In the process of data transformation, it was possible to verify that negative values are not present from the differences of categorical values. It was also verified that the sum of all the values matches the totals of columns, and rows.
Here is a summary before data cleaning for the variable P_18A24_F
:
## Min. 1st Qu. Median Mean 3rd Qu. Max. NA's
## 0.000 3.000 4.000 4.405 6.000 16.000 21
Summary after cleaning P_18A24_F
(eliminated NA
values):
## Min. 1st Qu. Median Mean 3rd Qu. Max.
## 0.000 0.000 3.000 3.286 5.500 16.000
Here is a summary before data cleaning for the variable P_18A24_M
:
## Min. 1st Qu. Median Mean 3rd Qu. Max. NA's
## 0.000 0.000 4.000 4.071 6.000 14.000 21
Summary after cleaning P_18A24_M
(eliminated NA
values):
## Min. 1st Qu. Median Mean 3rd Qu. Max.
## 0.000 0.000 3.000 3.159 5.000 14.000
This section refers to the results figures presented at the IGISc International Conference on Geospatial Information Sciences at CentroGeo, Mexico.
Section 2.1 introduce the target of the algorithm which is the base to
apply an evaluation. The evaluation applies for the age-ranges and gender
, school
, and work
related variables. The variables are
compared with their respective total values at the spatial units of
locality and block.
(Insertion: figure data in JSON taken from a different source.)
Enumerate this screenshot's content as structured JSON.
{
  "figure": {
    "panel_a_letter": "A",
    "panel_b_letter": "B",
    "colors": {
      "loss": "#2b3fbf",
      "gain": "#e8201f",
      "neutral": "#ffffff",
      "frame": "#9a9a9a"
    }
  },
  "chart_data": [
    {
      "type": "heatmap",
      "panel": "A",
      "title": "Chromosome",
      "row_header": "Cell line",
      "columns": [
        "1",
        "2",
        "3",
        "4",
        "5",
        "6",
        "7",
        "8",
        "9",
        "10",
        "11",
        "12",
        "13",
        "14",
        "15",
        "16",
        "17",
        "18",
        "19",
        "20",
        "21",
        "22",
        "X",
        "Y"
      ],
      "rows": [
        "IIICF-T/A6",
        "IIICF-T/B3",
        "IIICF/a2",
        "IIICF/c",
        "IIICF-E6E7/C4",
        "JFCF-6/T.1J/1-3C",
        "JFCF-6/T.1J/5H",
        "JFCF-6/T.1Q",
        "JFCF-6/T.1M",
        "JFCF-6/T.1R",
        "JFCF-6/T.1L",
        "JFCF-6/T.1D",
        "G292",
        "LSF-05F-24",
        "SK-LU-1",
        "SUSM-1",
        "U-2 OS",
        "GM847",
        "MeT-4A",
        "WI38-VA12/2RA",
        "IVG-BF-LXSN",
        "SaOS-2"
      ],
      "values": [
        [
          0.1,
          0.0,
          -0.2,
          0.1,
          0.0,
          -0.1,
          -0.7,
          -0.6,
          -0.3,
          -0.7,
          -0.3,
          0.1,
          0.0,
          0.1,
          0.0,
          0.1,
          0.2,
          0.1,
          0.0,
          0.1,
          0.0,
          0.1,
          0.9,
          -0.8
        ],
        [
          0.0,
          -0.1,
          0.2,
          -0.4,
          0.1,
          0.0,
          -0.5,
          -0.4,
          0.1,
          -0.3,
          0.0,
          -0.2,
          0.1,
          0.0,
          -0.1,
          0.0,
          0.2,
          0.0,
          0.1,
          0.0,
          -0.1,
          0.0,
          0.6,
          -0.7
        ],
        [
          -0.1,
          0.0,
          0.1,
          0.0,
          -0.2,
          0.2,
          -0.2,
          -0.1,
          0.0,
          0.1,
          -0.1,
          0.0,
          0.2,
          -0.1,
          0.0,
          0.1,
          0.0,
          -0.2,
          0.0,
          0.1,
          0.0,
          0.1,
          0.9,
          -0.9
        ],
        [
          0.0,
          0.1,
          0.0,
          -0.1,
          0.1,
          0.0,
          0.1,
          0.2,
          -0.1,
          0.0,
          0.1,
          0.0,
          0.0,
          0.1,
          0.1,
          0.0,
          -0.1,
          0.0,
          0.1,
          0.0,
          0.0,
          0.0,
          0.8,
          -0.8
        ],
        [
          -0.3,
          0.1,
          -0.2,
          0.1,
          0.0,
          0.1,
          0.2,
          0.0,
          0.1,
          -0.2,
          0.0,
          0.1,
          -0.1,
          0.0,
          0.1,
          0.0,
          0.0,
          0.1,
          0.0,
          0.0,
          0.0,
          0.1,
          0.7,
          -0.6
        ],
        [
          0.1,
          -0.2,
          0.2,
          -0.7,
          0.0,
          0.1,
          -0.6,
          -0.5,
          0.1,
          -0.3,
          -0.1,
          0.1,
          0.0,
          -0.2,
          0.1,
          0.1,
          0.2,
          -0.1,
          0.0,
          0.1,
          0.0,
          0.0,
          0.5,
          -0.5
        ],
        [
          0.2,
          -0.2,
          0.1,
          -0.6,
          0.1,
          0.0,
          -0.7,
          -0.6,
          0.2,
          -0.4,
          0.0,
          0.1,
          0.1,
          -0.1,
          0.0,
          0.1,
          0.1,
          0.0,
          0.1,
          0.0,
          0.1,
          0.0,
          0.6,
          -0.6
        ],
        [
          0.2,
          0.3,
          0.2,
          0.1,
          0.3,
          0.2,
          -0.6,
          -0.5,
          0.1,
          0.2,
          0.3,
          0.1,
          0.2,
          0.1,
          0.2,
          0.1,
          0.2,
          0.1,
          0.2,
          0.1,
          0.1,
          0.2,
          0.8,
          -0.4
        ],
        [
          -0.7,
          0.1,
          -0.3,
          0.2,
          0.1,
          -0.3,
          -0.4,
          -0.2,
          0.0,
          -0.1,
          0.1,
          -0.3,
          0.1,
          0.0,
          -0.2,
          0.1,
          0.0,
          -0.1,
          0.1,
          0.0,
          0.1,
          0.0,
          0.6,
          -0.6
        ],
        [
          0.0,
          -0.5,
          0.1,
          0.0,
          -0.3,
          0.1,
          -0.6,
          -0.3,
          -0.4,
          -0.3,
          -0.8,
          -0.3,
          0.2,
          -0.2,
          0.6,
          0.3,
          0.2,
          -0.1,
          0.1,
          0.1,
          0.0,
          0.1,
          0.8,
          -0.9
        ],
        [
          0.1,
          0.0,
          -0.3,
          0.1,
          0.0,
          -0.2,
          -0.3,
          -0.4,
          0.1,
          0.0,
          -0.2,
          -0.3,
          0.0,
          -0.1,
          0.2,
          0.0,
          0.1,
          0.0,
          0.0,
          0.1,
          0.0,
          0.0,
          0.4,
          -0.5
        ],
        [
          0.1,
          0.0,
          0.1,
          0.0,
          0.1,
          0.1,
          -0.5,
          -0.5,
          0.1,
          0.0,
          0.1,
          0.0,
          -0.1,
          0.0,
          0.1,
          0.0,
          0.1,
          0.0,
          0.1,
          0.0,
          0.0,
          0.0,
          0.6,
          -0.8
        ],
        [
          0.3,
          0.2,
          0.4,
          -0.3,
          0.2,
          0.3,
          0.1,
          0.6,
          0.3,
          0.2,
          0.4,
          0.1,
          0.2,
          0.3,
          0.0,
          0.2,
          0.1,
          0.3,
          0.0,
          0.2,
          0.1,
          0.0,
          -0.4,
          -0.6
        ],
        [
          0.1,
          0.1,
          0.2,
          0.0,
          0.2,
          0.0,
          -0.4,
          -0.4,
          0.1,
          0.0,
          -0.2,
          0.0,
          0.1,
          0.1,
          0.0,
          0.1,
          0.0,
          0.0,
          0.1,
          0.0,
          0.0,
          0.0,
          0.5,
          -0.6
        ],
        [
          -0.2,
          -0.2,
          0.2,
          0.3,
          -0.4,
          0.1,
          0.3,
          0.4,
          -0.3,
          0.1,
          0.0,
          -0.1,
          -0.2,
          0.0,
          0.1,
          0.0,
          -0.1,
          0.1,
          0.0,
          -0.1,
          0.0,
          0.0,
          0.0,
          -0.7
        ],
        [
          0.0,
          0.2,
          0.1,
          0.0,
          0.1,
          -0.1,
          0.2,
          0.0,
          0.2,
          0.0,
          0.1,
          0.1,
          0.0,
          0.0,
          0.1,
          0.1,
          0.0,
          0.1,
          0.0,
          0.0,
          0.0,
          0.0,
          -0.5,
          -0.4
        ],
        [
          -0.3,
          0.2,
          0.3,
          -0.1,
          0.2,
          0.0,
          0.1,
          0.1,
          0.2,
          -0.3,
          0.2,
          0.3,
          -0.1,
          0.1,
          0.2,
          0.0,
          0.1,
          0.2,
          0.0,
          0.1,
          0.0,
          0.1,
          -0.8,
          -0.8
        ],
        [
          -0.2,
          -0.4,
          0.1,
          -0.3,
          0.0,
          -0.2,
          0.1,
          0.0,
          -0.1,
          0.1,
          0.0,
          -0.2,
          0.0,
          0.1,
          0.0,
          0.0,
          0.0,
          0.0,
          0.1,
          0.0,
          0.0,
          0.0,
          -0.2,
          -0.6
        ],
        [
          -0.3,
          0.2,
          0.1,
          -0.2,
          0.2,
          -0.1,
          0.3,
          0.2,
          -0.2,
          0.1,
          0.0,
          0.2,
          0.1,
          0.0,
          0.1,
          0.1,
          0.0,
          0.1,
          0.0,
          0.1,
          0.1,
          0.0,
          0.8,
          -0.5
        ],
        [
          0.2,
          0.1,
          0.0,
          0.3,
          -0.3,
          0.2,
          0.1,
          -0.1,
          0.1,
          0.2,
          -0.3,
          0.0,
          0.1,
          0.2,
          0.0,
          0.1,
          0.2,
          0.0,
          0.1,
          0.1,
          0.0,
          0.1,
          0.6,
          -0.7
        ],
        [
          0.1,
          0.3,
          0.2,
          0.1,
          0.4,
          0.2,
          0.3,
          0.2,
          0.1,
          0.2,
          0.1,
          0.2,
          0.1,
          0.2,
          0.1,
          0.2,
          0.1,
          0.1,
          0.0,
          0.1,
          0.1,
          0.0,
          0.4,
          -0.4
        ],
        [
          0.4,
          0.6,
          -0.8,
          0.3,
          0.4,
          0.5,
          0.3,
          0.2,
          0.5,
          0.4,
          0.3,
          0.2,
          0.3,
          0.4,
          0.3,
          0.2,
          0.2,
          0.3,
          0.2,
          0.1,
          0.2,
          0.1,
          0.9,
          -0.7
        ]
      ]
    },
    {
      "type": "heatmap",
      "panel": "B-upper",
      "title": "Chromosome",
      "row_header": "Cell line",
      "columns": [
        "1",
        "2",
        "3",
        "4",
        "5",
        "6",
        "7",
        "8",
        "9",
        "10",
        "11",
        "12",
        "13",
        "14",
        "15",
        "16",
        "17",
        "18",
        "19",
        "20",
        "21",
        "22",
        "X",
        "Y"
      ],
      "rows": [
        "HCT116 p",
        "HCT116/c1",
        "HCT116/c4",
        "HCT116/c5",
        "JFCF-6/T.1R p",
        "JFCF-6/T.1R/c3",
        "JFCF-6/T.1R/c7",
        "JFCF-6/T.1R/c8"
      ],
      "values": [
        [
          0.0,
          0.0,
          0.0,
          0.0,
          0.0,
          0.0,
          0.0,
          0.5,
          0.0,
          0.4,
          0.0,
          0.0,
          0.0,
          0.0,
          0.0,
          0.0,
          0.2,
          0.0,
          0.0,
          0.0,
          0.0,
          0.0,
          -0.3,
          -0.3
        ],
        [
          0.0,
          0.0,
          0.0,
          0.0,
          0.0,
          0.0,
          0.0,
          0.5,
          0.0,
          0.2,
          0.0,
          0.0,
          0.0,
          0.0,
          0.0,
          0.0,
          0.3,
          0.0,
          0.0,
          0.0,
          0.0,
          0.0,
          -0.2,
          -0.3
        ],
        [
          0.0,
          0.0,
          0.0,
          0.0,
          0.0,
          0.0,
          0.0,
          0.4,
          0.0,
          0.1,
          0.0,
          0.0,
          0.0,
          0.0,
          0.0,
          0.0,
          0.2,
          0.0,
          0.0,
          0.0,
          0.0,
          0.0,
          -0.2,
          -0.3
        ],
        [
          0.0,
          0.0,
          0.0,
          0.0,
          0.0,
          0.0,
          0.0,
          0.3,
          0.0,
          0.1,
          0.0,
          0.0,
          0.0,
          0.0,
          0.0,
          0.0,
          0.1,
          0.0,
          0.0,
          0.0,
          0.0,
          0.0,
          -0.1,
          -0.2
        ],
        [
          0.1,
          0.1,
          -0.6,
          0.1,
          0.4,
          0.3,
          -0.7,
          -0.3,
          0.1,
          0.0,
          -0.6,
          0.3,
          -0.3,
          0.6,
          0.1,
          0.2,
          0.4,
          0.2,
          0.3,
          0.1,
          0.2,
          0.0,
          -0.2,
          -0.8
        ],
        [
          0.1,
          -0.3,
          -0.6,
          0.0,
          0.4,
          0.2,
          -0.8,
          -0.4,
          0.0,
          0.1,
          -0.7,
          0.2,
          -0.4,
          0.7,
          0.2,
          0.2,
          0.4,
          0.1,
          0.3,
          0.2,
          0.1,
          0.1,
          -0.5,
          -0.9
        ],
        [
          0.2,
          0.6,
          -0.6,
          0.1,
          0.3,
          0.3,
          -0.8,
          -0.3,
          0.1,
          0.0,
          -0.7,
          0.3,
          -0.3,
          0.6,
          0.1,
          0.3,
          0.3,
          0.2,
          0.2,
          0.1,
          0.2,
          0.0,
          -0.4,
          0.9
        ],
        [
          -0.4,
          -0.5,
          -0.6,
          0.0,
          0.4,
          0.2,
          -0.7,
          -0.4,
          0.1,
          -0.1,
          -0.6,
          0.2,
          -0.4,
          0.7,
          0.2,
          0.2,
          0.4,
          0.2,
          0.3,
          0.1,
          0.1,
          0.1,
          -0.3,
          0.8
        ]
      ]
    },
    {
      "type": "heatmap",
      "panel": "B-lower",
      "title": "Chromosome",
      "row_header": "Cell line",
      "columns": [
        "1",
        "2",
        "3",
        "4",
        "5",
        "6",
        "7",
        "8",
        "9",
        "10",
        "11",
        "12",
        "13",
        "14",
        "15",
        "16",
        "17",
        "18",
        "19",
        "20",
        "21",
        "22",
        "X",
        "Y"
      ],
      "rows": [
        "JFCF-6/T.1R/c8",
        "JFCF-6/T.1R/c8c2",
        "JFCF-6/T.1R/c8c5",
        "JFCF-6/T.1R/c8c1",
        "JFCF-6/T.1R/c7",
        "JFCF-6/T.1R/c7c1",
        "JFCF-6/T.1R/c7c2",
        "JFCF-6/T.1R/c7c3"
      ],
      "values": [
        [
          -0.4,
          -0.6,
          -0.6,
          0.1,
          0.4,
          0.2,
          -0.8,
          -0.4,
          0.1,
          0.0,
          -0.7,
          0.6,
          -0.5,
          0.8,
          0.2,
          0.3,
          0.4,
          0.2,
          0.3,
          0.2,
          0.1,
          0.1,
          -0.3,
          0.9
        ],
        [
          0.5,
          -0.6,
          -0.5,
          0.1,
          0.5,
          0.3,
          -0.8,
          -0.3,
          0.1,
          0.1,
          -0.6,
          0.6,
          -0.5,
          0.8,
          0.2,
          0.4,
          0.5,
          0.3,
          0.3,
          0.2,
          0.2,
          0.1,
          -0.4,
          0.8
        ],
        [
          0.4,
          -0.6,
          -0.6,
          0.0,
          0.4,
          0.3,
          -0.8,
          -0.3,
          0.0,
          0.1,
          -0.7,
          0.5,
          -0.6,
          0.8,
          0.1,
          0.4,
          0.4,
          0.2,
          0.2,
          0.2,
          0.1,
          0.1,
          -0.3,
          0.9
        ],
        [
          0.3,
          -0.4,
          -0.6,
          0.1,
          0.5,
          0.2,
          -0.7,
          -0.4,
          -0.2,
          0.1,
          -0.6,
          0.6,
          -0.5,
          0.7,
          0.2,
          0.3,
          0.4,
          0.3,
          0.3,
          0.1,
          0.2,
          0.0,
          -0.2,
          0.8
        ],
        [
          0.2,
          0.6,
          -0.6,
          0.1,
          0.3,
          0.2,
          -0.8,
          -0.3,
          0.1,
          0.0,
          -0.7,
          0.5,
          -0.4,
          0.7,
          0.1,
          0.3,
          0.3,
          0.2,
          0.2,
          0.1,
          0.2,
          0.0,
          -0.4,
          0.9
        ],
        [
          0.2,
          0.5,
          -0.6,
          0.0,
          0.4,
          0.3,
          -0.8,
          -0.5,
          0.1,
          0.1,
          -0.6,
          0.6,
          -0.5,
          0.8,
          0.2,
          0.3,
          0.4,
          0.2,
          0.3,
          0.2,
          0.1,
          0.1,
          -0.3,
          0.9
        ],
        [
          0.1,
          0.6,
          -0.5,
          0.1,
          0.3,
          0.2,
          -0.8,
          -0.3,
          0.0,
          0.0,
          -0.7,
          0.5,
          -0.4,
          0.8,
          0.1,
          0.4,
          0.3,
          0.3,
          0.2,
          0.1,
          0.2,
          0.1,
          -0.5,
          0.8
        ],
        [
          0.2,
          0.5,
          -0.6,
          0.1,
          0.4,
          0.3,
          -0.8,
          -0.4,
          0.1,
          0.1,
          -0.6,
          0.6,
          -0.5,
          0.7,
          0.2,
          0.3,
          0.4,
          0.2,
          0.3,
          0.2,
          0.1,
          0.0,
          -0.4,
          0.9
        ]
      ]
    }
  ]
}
The results evaluation demonstrate that the
algorithm target is fulfilled considering the following two criteria:
1. Comparing values between the observed census data of the totals by locality per variable with estimated values.
Observed totals by locality | Estimated totals by locality |
---|---|
Known value of a targeted variable | Defined with the sum of estimated values of many blocks that compound the target variables (sum by columns) |
The bellow graph shows a comparison of observed and estimated totals by locality of the variables of interest.
2. Comparing values between the observed census data of the totals by block per variable with estimated values.
Observed totals by blocks | Estimated totals by blocks |
---|---|
Known value of a targeted variable | Defined with the sum of estimated values of many blocks that compound the target variables (sum by rows) |
The bellow graph shows a comparison of observed and estimated totals by block of the variables of interest.
The bellow table is a sample of filled NA values.
P_0A2.f | P_0A2_M.f | P_0A2_F.f | P_3A5.f | P_3A5_M.f | P_3A5_F.f | P_6A11.f | P_6A11_M.f | P_6A11_F.f |
---|---|---|---|---|---|---|---|---|
0 | 0 | 0 | 2 | 0 | 2 | 2 | 2 | 0 |
4 | 2 | 2 | 4 | 3 | 1 | 6 | 4 | 2 |
3 | 1 | 2 | 4 | 3 | 1 | 6 | 3 | 3 |
0 | 0 | 0 | 0 | 0 | 0 | 0 | 0 | 0 |
2 | 2 | 0 | 2 | 0 | 2 | 0 | 0 | 0 |
2 | 0 | 2 | 0 | 0 | 0 | 8 | 5 | 3 |
2 | 2 | 0 | 2 | 0 | 2 | 2 | 2 | 0 |
7 | 3 | 4 | 3 | 3 | 0 | 12 | 4 | 8 |
2 | 2 | 0 | 2 | 0 | 2 | 7 | 4 | 3 |
2 | 2 | 0 | 7 | 4 | 3 | 8 | 5 | 3 |
-
Results demonstrate that the algorithm can estimate inaccessible census data at small spatial units with low population density.
-
The proposed algorithmic method enables the implementation of more complex applications.
-
As future research, it will be simulated a complex problem of pollution.